Fix: Before and during counselling, explicitly ask what concerns the patient most. Respond to emotional cues with empathic statements before continuing with information.

Common mistakes in this station

  1. Running through a tick-box checklist without engaging the patient. Annual review has many domains, but a robotic approach scores poorly on Domain 3. Prioritise based on what matters most clinically and to the patient.
  2. Accepting 'my eyes were fine' without confirming the actual retinal screening result. Patients conflate optician checks with diabetic retinal screening. Candidates must verify that formal screening was completed.
  3. Not offering cardiovascular-protective medications. SGLT2 inhibitors and GLP-1 agonists have evidence for cardiovascular and renal benefit beyond glucose control. A patient with diabetes and a family history of diabetic stroke should be offered these.

Resitting PLAB 2?

If counselling stations have been a challenge, the most common issue is information overload: delivering too much clinical detail without checking understanding. Practise the chunk-and-check technique until it becomes automatic. Remember that shared decision-making, not lecturing, is what scores highly in Domain 3.

Example opening

Hello, my name is Dr [Name]. I understand you've come in today to discuss [topic]. Before I explain things, could you tell me what you've been told so far, so I know where to start?

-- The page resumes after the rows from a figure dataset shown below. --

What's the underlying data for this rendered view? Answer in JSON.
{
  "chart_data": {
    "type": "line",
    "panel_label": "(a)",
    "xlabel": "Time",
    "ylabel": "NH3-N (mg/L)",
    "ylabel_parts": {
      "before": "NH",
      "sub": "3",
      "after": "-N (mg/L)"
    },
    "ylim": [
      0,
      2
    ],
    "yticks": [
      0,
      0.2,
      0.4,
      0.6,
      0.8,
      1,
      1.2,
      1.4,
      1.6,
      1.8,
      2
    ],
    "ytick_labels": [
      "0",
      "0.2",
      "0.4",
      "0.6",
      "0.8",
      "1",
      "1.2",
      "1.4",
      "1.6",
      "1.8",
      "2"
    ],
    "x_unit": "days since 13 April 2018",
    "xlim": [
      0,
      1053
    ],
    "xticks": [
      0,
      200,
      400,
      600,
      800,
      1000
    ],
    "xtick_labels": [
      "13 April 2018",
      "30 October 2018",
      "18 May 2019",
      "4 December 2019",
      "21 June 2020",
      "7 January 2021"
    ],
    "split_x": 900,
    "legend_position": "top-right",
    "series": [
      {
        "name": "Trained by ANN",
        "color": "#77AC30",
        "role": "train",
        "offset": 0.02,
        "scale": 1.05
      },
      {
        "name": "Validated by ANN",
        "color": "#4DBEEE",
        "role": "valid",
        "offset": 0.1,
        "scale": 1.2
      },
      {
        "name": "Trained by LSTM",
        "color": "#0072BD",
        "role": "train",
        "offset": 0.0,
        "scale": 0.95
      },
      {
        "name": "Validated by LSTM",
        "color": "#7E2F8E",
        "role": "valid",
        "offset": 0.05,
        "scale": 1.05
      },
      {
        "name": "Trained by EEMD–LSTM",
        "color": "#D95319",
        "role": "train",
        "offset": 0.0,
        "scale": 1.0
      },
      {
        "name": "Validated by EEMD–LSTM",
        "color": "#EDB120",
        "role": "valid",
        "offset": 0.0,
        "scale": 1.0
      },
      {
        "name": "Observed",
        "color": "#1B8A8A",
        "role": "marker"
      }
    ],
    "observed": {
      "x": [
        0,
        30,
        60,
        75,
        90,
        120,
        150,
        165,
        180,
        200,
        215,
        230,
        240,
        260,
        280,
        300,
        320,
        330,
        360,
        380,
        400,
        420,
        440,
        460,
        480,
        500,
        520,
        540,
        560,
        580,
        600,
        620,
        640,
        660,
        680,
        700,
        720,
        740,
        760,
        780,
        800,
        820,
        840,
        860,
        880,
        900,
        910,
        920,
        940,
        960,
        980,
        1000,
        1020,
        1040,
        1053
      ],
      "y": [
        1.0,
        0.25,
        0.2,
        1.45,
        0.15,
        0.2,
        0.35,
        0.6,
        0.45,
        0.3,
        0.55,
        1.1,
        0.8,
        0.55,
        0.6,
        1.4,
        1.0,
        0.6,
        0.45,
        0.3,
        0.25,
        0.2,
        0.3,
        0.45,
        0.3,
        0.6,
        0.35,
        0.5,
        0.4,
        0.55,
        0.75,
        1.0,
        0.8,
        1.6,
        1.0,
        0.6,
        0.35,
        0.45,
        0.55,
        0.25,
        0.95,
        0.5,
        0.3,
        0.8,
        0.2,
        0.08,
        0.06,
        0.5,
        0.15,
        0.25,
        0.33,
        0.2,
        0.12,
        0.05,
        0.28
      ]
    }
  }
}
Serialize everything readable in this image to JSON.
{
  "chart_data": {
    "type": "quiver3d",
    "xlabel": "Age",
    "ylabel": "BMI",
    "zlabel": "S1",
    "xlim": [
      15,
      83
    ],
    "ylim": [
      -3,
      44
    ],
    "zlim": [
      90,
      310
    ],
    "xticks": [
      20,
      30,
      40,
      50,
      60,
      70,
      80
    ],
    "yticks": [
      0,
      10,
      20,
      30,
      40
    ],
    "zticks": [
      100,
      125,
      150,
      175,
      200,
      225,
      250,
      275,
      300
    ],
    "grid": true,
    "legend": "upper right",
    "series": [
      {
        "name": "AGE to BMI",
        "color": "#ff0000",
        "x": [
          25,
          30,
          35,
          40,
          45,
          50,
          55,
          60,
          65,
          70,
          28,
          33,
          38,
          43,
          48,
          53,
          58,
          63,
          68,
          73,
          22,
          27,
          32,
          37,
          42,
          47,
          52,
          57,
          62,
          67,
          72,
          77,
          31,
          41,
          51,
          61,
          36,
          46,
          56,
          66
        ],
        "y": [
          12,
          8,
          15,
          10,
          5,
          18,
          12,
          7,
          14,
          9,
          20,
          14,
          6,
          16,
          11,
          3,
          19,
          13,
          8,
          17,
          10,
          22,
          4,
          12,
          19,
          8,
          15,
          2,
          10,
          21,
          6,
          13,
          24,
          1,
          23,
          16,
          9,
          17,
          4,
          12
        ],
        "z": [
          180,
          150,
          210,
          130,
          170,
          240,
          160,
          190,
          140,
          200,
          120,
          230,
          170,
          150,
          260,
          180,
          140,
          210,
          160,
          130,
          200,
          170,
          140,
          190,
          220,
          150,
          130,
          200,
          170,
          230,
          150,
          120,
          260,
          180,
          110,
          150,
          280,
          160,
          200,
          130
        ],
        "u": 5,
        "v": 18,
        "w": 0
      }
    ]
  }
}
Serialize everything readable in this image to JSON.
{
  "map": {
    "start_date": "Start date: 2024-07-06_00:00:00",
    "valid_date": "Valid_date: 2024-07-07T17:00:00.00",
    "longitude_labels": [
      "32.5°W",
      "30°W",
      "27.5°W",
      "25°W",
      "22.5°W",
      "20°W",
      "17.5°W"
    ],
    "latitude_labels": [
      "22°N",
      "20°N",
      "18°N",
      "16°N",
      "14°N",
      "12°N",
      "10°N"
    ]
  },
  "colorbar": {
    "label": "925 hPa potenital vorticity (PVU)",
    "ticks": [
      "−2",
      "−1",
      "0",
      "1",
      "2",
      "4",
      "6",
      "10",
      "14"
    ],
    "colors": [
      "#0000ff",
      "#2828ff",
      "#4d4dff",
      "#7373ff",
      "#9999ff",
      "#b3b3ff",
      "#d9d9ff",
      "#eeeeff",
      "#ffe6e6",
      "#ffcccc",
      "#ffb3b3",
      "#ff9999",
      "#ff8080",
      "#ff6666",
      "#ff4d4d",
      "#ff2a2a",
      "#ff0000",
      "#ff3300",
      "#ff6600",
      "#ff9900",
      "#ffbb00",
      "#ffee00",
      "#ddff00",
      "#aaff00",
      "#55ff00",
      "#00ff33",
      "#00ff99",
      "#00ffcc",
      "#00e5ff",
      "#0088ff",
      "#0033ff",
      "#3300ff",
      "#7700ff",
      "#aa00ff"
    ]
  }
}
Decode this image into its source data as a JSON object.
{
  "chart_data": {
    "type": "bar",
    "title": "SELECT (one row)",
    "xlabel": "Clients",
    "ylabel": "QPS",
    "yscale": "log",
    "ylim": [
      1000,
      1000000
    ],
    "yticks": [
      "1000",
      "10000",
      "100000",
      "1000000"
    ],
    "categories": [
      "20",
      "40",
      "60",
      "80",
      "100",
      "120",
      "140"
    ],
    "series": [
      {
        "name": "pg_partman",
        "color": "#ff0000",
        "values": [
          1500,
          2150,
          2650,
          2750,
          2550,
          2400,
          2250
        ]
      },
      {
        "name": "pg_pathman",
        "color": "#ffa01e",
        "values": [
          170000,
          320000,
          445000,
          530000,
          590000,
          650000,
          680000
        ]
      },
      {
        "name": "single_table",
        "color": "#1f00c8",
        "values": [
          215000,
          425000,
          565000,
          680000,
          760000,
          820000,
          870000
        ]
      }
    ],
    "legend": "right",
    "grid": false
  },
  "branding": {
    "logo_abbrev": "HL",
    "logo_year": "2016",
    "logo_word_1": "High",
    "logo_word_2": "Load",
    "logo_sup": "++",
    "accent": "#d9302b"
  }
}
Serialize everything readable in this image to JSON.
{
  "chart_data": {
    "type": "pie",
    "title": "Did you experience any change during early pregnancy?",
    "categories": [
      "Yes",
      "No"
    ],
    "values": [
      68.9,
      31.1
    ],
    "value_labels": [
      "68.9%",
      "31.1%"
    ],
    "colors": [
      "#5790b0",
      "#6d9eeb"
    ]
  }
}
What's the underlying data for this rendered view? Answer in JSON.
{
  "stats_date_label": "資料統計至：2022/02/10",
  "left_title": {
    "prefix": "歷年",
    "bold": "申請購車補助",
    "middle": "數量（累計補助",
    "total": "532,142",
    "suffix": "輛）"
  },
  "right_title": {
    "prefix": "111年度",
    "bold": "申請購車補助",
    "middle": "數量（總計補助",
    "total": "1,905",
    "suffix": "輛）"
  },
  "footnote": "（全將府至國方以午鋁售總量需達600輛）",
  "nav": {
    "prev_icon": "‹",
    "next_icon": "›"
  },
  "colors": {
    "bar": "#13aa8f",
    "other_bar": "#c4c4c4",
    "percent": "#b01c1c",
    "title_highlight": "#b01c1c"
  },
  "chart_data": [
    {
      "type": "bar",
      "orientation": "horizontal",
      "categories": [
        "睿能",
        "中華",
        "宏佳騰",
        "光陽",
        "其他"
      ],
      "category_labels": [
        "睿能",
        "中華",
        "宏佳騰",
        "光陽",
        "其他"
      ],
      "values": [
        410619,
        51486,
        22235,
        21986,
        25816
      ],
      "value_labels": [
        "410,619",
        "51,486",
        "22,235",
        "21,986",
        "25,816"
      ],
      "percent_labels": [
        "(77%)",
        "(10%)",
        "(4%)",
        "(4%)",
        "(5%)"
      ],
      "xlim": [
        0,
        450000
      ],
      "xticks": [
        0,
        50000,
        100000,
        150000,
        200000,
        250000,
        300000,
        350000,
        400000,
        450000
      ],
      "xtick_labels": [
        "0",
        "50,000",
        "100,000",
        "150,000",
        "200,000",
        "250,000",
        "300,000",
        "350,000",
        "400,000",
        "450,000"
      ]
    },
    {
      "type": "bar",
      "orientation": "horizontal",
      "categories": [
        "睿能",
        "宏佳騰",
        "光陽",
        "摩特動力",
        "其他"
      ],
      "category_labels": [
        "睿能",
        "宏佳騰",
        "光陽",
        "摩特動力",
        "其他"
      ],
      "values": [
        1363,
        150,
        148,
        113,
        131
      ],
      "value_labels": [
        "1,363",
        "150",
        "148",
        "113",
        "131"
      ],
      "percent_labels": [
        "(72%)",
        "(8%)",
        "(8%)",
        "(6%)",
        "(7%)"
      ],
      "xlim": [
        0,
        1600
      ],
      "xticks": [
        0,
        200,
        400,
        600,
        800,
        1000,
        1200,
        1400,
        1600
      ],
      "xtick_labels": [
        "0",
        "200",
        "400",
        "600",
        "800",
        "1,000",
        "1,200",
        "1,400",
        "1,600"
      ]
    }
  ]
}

Frequently asked questions

What is the best way to structure this type 2 diabetes mellitus counselling consultation?

Annual diabetic review stations test structured chronic disease management: glycaemic control, complications screening, cardiovascular risk, and lifestyle. The candidate must cover all domains without the consultation becoming a tick-box exercise. Mr Lam is 64, type 2 diabetes for 12 years, attending for routine review.

Where are marks won and lost in this type 2 diabetes mellitus station?

Examiners reward: All review domains covered: HbA1c, BP, lipids, retinal screening, foot check, renal function. Medication review with adherence. Cardiovascular risk assessment. Candidates are penalised for: Incomplete review. Missing screening domains. Not checking medication adherence.

Where do candidates most often go wrong in this station?

Running through a tick-box checklist without engaging the patient. Annual review has many domains, but a robotic approach scores poorly on Domain 3. Prioritise based on what matters most clinically and to the patient.

Can I do well in this station without real-world experience of type 2 diabetes mellitus?

Structure beats experience here. Focus on framing SGLT2 inhibitor or GLP-1 agonist as cardiovascular and renal protection, not just glucose control. Use the domain breakdown on this page to target your preparation, then practise the station aloud so your structure survives exam pressure.